Die frühere deutsche Nationalspielerin Inka Grings wird Trainerin der Schweizer Frauenfußball-Nationalmannschaft.

Die 44-Jährige tritt im Januar die Nachfolge des Dänen Nils Nielsen an, wie der Schweizer Fußballverband (SFV) mitteilte. Grings, die 96 Länderspiele für Deutschland bestritt und 2005 und 2009 Europameisterin wurde, wechselt von den Frauen des FC Zürich zum SFV und erhält einen unbefristeten Vertrag. 

«Ich bin wahnsinnig stolz, mit den besten Spielerinnen des Landes zusammenarbeiten zu können und freue mich sehr auf die spannende und herausfordernde Aufgabe», sagte Grings. Sie ist die  frühere Lebensgefährtin der deutschen Bundestrainerin Martina Voss-Tecklenburg, die die Schweizerinnen von 2012 bis 2018 auch schon betreut hat.
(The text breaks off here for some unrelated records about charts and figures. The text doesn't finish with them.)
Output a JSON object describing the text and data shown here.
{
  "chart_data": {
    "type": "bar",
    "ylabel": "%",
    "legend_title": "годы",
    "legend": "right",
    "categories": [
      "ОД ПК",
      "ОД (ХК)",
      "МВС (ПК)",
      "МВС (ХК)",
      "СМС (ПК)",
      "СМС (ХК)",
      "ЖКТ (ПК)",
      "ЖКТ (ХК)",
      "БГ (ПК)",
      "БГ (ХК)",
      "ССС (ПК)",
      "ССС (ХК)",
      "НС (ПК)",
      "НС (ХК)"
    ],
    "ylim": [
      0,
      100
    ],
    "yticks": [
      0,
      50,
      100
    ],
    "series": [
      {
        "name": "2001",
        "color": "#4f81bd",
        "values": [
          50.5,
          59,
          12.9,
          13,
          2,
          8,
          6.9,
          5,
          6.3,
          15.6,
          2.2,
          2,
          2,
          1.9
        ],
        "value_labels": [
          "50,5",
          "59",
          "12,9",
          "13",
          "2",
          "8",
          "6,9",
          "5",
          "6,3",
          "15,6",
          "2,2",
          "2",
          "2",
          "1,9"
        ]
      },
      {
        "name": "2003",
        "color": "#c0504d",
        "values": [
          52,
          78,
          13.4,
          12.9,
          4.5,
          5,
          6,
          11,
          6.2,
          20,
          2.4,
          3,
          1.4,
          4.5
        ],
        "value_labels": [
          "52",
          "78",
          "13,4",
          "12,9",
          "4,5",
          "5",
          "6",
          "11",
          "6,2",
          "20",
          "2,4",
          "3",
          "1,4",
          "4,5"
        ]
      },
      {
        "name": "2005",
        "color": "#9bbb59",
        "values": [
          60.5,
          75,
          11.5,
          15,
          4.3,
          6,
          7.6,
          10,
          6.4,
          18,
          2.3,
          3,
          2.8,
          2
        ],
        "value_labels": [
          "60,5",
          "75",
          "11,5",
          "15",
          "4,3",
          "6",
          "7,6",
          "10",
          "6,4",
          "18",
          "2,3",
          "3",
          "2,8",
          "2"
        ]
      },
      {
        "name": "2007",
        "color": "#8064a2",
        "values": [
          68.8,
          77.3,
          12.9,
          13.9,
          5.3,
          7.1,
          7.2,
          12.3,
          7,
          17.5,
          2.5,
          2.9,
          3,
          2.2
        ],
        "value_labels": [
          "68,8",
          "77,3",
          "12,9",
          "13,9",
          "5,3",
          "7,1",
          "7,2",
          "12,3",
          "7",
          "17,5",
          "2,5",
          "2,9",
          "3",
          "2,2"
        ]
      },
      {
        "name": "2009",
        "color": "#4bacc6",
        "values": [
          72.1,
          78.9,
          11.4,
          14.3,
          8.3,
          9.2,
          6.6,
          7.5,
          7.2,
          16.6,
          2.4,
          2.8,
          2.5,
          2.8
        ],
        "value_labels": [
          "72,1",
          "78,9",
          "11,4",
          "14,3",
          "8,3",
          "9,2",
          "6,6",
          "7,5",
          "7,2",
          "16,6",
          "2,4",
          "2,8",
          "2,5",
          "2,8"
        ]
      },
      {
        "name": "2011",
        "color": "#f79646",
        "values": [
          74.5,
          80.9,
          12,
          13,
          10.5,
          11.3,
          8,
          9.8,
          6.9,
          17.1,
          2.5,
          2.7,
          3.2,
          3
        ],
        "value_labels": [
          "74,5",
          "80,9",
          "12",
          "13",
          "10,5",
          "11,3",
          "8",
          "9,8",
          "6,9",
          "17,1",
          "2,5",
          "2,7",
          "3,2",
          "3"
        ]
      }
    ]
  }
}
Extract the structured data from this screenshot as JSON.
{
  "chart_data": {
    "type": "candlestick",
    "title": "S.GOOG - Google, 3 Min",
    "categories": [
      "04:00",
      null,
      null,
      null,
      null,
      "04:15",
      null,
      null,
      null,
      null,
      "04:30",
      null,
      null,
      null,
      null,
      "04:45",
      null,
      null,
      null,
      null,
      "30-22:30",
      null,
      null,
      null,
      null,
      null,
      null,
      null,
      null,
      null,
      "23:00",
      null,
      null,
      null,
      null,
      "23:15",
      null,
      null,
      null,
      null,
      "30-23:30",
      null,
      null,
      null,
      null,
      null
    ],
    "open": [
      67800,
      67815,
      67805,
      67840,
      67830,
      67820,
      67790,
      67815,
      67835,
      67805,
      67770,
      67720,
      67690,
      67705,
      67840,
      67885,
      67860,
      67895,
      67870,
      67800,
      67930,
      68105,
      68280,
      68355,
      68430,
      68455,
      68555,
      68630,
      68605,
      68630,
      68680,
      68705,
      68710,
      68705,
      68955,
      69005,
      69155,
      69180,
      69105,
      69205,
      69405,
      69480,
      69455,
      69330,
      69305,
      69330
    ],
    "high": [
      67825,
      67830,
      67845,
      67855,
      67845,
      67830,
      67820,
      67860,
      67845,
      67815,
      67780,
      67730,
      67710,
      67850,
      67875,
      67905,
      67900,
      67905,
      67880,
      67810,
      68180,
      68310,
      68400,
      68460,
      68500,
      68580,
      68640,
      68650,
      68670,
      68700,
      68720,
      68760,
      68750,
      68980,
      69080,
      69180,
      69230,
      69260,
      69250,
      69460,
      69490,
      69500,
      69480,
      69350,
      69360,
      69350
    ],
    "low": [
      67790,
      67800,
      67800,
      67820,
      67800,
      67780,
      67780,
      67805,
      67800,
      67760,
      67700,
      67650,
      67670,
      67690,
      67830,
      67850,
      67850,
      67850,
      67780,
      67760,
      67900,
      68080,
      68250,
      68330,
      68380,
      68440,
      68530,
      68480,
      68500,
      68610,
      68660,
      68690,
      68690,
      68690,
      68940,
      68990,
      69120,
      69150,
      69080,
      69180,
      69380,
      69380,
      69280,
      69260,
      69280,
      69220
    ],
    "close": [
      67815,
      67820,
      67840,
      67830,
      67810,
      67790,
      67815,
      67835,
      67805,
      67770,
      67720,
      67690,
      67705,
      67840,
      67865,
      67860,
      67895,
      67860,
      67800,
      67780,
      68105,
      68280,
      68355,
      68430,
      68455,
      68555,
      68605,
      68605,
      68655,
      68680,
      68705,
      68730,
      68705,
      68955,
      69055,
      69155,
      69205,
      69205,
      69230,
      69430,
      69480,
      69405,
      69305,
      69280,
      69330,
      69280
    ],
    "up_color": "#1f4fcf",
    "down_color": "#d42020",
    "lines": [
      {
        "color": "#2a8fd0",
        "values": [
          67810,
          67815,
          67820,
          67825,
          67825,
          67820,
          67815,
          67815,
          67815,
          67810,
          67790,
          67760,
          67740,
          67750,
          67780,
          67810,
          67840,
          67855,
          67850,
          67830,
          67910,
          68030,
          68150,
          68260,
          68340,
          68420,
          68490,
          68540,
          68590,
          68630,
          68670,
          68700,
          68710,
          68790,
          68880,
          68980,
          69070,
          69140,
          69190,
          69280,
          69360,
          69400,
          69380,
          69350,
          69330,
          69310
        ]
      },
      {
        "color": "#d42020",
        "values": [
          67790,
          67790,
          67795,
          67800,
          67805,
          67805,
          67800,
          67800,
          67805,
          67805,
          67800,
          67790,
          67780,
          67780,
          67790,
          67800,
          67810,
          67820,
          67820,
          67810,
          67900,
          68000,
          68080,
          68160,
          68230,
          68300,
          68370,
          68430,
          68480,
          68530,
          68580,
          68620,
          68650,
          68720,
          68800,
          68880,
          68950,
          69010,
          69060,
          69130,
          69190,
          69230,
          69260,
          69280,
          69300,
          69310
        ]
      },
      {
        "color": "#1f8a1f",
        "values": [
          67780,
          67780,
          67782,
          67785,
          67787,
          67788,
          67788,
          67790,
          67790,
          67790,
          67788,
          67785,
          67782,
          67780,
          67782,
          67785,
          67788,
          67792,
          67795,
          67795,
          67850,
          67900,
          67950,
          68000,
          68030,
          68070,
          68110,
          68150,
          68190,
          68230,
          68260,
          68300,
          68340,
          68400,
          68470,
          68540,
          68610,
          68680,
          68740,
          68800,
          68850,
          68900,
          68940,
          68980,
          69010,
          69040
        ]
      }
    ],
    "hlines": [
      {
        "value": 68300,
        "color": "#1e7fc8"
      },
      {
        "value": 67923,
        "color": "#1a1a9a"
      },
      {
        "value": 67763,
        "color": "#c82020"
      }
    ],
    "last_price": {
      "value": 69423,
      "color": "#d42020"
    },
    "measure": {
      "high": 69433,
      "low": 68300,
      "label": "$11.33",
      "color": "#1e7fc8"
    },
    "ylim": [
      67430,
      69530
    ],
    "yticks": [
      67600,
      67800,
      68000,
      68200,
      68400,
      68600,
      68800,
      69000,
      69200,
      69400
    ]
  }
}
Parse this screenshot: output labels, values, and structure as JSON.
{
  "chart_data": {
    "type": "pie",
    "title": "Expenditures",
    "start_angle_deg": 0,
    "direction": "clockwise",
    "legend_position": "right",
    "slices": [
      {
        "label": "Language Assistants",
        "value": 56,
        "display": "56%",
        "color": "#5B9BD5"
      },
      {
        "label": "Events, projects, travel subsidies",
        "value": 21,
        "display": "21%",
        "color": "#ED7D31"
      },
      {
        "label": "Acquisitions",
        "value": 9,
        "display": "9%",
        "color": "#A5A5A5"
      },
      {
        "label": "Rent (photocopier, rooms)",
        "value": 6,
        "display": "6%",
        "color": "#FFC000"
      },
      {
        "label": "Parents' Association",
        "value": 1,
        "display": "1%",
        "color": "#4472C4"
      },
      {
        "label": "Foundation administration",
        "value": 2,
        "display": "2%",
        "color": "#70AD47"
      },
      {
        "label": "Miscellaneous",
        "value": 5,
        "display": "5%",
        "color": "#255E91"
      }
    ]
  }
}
«Die Zielsetzung ist klar: Wir wollen erfolgreich sein und nach einer kurzen, intensiven Vorbereitungszeit alles investieren, um an der WM die Gruppenphase zu überstehen. Das entspricht meiner Mentalität.» Die WM findet im Sommer 2023 in Australien und Neuseeland statt. Die Schweizerinnen treffen in der Gruppenphase auf die Philippinen, Norwegen und Neuseeland.